Introduction: Published data addressing the effectiveness of darunavir–ritonavir (DRV/r)-based therapy for multiexperienced patients in developing countries are scarce. This study evaluated the 48-week virologic and immunologic effectiveness of salvage therapy based on DRV/r for the treatment of multidrug-experienced HIV-1-infected adults in Brazil.

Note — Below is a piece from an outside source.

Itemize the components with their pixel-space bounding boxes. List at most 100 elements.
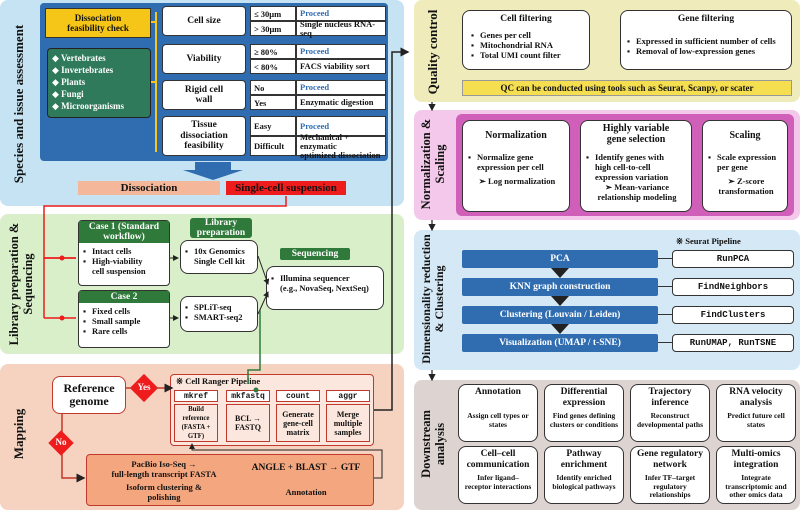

Materials and Methods: A multicenter retrospective cohort study was carried out with multidrug-experienced adults who were on a failing antiretroviral therapy and started a DRV/r-based salvage therapy between 2008 and 2010. The primary effectiveness end point was the proportion of patients with virologic success (plasma HIV-1 RNA <50 copies/mL at week 48). Results: At 48 weeks, 73% of the patients had HIV-RNA <50 copies/mL and a mean increase of 108 CD4 cells/mm3 . Higher baseline viral load, lower baseline CD4 count, younger age, and 3 or more DRV/r-associated resistance mutations were significantly predictive of virologic failure. Concomitant use of raltegravir was strongly associated with virologic success. Conclusion: The use of DRV/r-based regimens for salvage therapy is an effective strategy in the clinical care setting of a developing country.